The special reaches its emotional nadir with Burnham’s shattering admission that he’s not doing very well mentally, after which he sobs on camera. Whether it’s real or not, it’s raw and shocking, and it puts a period on the damaging nature of isolation, mental health issues, fame, and just the awfulness of modern life.
Is it hokey to film yourself crying? I don’t know. Ask TikTok. Is it cringe? Is it arrogant? I think the only thing we can agree on is that it’s risky. And risk, in art, is worth it in my estimation. Burnham’s emotional rawness paid off. It doesn’t always, and I’m not advocating for abandoning revision and precision in writing. But I do think that sometimes we’re afraid to just convey the raw thing we mean in poetry, and in other art forms. So I say, take the risk. Allow yourself moments of rawness.
Or you could just write another poem about a tree that’s outside your window and risk nothing. The choice is yours.
8. Try out a comic’s observational eye.
Sometimes even the most quotidian things can resonate with meaning when alchemized into art. Many times during Inside, Burnham’s attention is like a roving eyeball merely pointing things out to us: Facetime, latte foam art, interns.

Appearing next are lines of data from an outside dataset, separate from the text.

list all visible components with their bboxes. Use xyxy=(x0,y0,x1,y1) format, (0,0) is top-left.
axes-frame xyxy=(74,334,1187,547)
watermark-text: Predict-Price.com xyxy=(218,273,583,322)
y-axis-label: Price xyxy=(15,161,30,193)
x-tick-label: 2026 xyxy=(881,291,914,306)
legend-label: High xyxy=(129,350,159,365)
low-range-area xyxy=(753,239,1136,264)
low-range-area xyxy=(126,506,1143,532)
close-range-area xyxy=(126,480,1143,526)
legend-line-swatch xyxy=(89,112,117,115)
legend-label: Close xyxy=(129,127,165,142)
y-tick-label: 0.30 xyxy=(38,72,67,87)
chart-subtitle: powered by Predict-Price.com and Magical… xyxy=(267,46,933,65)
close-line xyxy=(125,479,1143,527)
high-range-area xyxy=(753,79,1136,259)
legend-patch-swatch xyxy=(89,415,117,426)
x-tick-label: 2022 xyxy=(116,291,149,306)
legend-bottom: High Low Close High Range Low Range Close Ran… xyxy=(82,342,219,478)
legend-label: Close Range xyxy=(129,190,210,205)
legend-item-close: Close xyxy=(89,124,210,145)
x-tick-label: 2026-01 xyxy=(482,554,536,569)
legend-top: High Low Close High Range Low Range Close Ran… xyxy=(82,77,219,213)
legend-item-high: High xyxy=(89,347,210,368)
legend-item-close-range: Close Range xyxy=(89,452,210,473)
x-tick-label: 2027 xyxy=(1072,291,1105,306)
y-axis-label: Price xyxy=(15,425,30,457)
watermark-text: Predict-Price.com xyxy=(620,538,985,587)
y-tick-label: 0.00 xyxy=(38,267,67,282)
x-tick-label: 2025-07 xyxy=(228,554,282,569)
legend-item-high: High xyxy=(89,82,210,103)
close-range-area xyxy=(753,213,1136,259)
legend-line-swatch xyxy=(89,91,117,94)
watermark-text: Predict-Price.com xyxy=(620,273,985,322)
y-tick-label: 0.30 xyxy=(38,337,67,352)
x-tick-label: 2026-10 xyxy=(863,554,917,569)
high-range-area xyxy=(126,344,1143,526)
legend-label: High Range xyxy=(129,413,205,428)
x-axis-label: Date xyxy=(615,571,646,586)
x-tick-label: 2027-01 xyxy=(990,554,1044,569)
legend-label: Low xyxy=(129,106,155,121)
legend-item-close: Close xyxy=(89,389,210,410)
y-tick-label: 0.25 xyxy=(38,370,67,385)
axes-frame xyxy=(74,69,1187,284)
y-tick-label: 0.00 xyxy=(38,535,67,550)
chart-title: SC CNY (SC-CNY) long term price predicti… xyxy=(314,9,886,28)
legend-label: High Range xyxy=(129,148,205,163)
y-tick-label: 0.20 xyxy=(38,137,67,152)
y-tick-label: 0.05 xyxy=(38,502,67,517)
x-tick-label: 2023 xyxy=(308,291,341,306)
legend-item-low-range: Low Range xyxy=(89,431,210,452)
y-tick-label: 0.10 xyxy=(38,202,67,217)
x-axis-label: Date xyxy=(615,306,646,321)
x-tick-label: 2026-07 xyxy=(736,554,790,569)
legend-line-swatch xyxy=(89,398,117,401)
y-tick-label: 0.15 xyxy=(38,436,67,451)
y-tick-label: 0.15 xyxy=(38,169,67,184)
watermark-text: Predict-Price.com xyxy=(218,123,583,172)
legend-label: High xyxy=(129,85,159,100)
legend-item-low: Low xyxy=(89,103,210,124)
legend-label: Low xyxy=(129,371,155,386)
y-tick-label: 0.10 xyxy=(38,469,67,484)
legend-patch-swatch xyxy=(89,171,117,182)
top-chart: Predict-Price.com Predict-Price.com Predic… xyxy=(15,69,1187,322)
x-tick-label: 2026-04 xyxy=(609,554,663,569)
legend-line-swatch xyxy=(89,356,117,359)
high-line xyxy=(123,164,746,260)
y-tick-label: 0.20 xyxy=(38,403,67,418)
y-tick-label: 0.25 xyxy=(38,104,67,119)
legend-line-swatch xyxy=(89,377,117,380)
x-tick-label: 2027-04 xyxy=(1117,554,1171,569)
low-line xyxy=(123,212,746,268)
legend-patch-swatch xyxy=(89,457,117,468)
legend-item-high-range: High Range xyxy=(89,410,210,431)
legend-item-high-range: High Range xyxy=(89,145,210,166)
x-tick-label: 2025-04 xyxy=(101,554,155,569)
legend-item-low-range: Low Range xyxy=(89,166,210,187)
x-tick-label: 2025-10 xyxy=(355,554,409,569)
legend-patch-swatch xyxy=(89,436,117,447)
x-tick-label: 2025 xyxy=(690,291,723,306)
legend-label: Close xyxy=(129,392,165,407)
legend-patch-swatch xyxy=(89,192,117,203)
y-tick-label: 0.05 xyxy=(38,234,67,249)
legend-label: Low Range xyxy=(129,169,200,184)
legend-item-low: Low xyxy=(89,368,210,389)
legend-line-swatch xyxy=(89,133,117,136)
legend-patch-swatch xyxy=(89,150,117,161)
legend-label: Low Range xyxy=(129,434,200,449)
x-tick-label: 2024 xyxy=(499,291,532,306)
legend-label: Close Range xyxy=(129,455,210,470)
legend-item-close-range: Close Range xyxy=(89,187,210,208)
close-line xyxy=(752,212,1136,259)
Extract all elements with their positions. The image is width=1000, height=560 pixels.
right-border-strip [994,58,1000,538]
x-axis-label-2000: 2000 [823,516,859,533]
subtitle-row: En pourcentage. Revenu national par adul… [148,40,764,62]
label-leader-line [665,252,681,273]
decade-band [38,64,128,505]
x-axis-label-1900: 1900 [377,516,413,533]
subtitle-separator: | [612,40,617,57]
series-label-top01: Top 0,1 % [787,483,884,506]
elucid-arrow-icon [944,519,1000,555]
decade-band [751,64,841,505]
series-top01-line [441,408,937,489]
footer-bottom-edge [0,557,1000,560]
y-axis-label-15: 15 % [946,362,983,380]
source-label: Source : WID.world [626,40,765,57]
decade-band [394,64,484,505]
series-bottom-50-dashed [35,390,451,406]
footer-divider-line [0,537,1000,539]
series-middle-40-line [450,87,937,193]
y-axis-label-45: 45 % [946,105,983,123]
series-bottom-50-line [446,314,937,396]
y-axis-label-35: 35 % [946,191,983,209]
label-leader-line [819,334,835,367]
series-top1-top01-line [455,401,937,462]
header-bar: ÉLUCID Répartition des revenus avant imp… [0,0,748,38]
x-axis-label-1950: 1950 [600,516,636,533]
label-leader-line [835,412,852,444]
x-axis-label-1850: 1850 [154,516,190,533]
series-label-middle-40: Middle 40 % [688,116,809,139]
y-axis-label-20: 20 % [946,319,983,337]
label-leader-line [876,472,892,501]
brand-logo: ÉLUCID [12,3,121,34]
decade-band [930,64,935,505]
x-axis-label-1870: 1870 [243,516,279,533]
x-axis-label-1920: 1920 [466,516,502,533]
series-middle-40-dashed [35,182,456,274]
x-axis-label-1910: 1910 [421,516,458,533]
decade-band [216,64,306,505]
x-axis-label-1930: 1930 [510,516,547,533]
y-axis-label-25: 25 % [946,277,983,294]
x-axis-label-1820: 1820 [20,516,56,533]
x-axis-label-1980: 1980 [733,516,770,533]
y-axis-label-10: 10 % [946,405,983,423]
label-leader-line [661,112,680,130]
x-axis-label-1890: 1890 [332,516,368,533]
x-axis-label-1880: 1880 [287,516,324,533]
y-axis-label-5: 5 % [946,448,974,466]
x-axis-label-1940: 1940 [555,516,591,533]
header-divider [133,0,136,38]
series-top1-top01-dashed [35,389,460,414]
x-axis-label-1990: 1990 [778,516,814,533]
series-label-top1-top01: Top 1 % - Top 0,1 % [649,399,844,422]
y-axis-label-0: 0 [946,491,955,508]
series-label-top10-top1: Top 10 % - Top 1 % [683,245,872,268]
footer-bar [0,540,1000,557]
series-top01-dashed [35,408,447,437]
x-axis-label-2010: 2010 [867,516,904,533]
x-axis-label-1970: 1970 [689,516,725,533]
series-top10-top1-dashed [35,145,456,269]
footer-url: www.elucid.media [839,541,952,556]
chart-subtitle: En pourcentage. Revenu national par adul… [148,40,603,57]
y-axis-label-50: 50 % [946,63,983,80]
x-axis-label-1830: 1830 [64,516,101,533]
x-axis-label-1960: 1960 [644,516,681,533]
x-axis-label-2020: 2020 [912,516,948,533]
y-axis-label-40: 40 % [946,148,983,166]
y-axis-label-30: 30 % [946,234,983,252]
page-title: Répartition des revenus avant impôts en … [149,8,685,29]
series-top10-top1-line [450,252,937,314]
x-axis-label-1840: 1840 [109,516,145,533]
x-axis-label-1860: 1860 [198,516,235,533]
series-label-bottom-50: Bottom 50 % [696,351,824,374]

But after the flat observation comes the argument: Boomers don’t understand how to use basic technology, which makes interacting with them extremely painful; white women have a highly homogenized aesthetic on Instagram that may hide toxic behavior or genuine pain; unpaid internships should be illegal.
Not sure what to write about? Start with what’s right in front of you.
9. Get meta: Document the creative process itself.
I love reading and listening to creative types talk about their own process, and typically, Poets Watching TV posts have focused on process television for this reason.
Sometimes hearing creative folks talk about creativity is incredibly banal and a little irritating: I just let it flow, man. I don’t really know where it comes from. But other times it’s deeply insightful. Burnham doesn’t overtly discuss his process, but we can intuit clues just from watching Inside.
Burnham is inspired by persona work, stage-like lighting effects, critiques of performativity, internet culture, and DIY processes. How do you work best? What inspires you? Take your process as seriously as Burnham asks us to take his.
10. You really need to get outside.
I won’t tout the virtues of fresh air, long lunches with friends, outdoor concerts, or hiking, though they all have their benefits. Going outside and living among other people is a kind of performance, as Burnham shows us in the special’s final minutes, but the “inside” world alone can’t sustain us. The internet is an exhilarating and terrible place, but real-life interactions—the stuff of actual living—is required in order to make art.
We also need to get outside of the systems that keep us docile, doom-scrolling, and ultimately powerless. We need to make outside a better place to be for the most vulnerable among us, not just for rich white guys like Burnham, and I think he’d agree.
How the World Works
Burnham made Inside by himself, but was he really alone for a year while he made it?
No. Burnham, again, was isolated in a kind of creative play place. He was feet away from a still-isolated but much cushier existence in his home. At one point we see him making up a sad-looking little bed and getting into it in his studio space, but you’d better believe he got up and marched himself into bed in the main house with his longtime partner Lorene Scafaria after filming that segment. Or at least one would imagine.
Whether you view Inside as a genuine document of a mental health crisis or as a highly curated performance piece about the disintegration of modern life, you’ve watched the special correctly. Both interpretations add value, and the act of art interpretation is more important than the interpretation itself.
My only worry is whether or not Inside perpetuates, whether on purpose or by accident, the notion that creating great art requires suffering. The past few years have introduced so many of us to more suffering than ever before, and I hope we’re able to examine that pain through art. But in the end, I mostly just hope we’re able to take better care of each other, ourselves, and the world outside our door.